There is not an organization nor leader that does not field complaints. Every single person sees through a different lens. Our lens causes us to see things our way. When what we experience does not match the lens we are looking through, it leads us to complain. Sometimes those complaints are legitimate. Other times they are selfishly motivated. Occasionally I will joke about people who complain or grumble. At times I am that person who complains. The truth is, none of us enjoy being around a chronic complainer.

I am frequently asked about what types of things people commonly complain about in church. What are the most common complaints that I receive as a pastor? There are plenty of different complaints, but the most common ones I receive fall into these four areas. To be clear, sometimes the complaints presented to me are legitimate. They need to be listened to and addressed. Other times they are just places where the thing taking place does not match the preference. Let’s take a look at the four areas.


This has been a point of contention for ages in organized church. As music evolves so do the style and type of songs we sing as well as the instrumentation used with them. We should sing more hymns. We should sing new songs. Why don’t we have a choir? The music is too loud. I cannot hear the singers.
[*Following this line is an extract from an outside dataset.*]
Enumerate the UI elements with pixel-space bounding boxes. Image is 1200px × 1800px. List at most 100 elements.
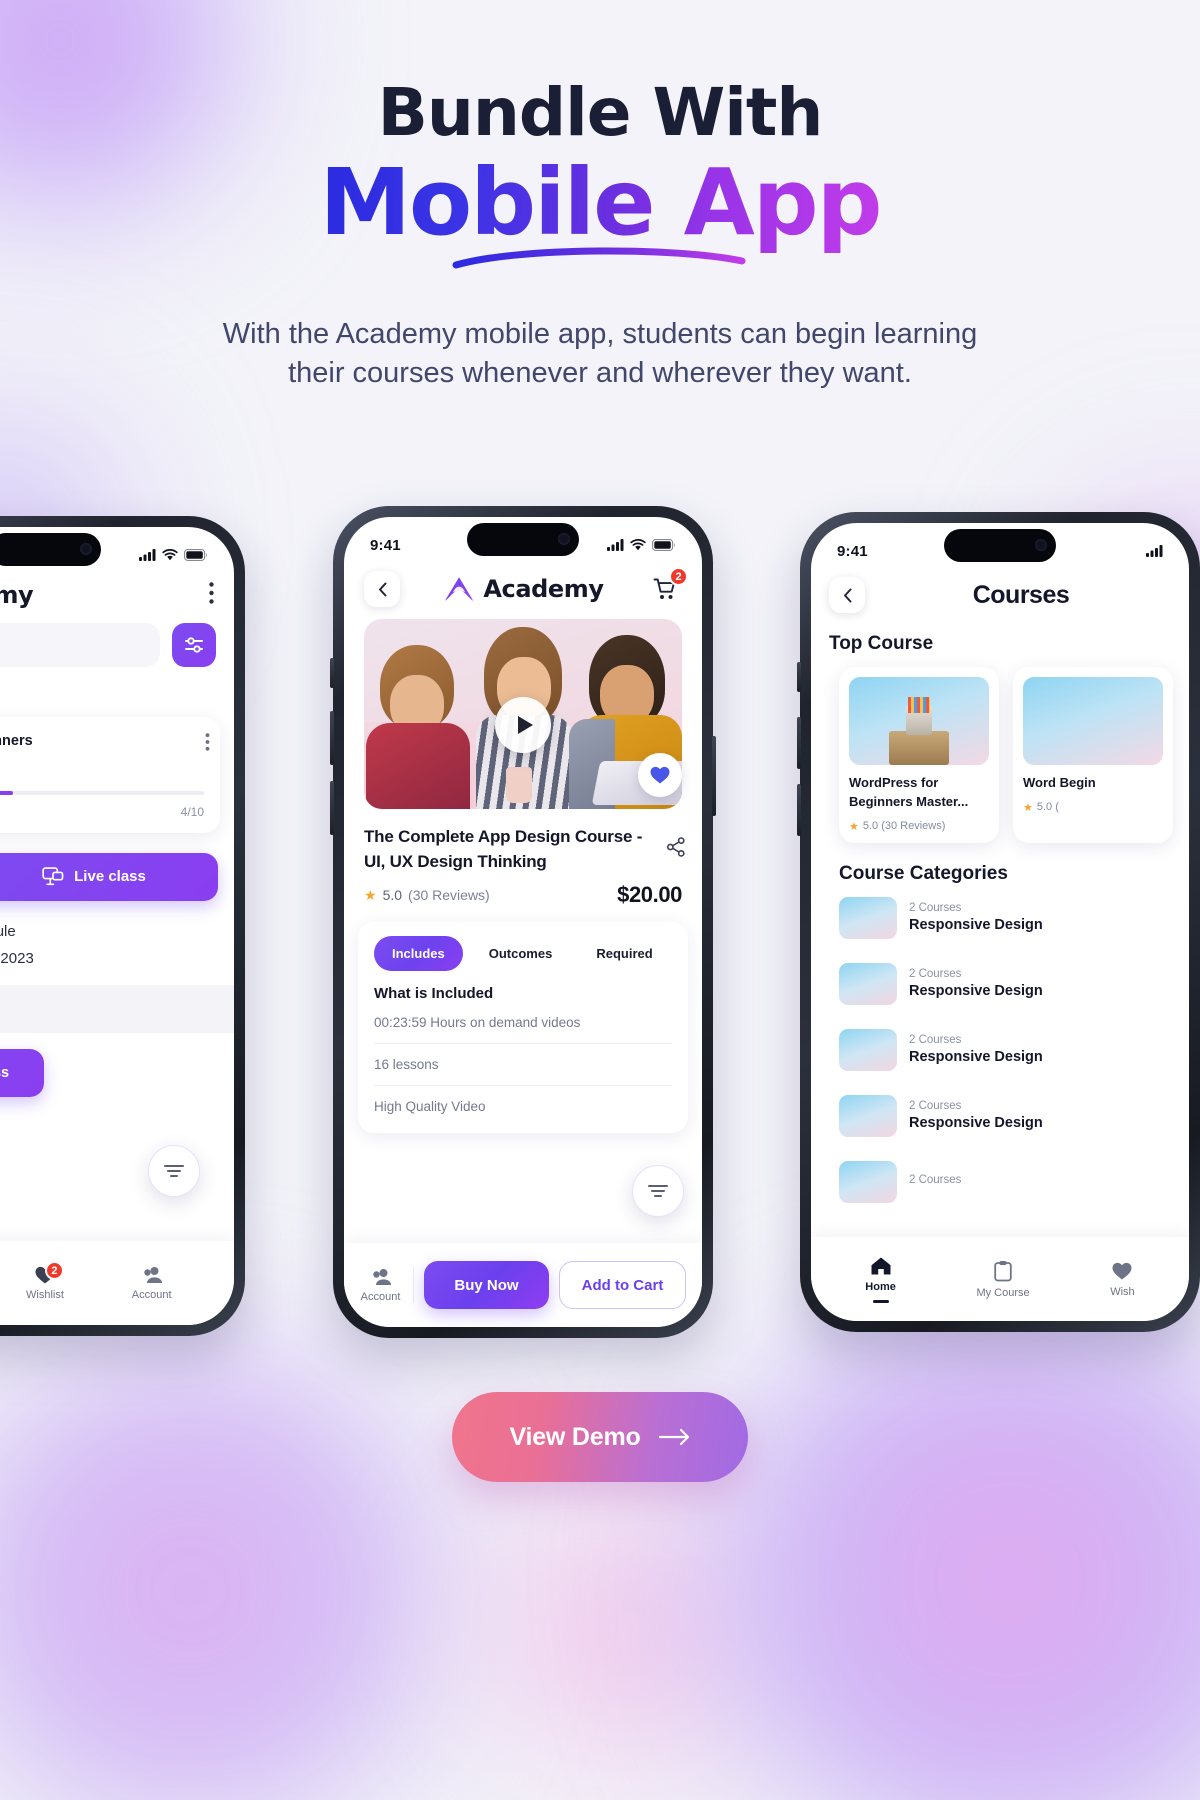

I don’t like the drums. Why are there so many guitars? Where is the piano or organ? We sing too much. I wish we sang more. The tension of music will ever be present in the local church. 
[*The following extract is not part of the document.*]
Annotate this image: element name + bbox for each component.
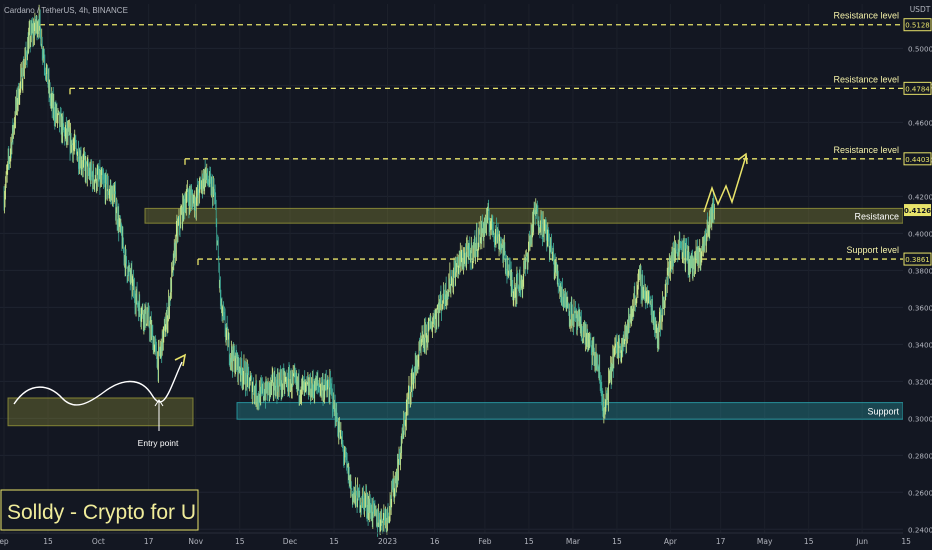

It really does not matter what the change is, the change will inevitably not be what someone wanted. We all want the change we initiate. We resist change someone else initiates. We want the change that has low cost and high reward. Resistance to change is not limited to parishioners. Leaders are often as averse to change as anyone. The older a person gets the less likely they want a change of any kind. There are numerous reasons for that. The older you get the more life brings certain change you have no control over. Also the older you get the more safety you tend to want and change means risk. Change happens and someone is sure not to like it.

My Child

Some of these complaints are exclusive to the church. This one is not. This one can be heard just about anywhere a child and parents are involved. My child was not allowed to participate. My child does not enjoy that class. Many times in the church environment parents are looking for the church to solve behavior and spiritual problems they have chosen to ignore for years. The church will rarely be able to correct what is being tolerated or overlooked at home.

I Didn’t Know

More often than not, this is where you will get a legitimate complaint. Communication is critical. Something is happening, especially where change or children are involved, and the information is not shared very well. Other times people just do not pay attention when the information is shared. I have had people complain about not knowing something that was in the bulletin for a month, in the monthly newsletter, on the video announcements and social media and even mentioned live in service. But, they are upset because they did not know when the real issue was they did not pay attention. Miscommunication causes problems for every relationship. Communication requires information to be shared, but it must also be received.

You cannot have an organization without complaints. Learning which ones to address and which ones to ignore is the challenge of wise leadership. These are my most common complaints. What are the most common complaints you get in your organization?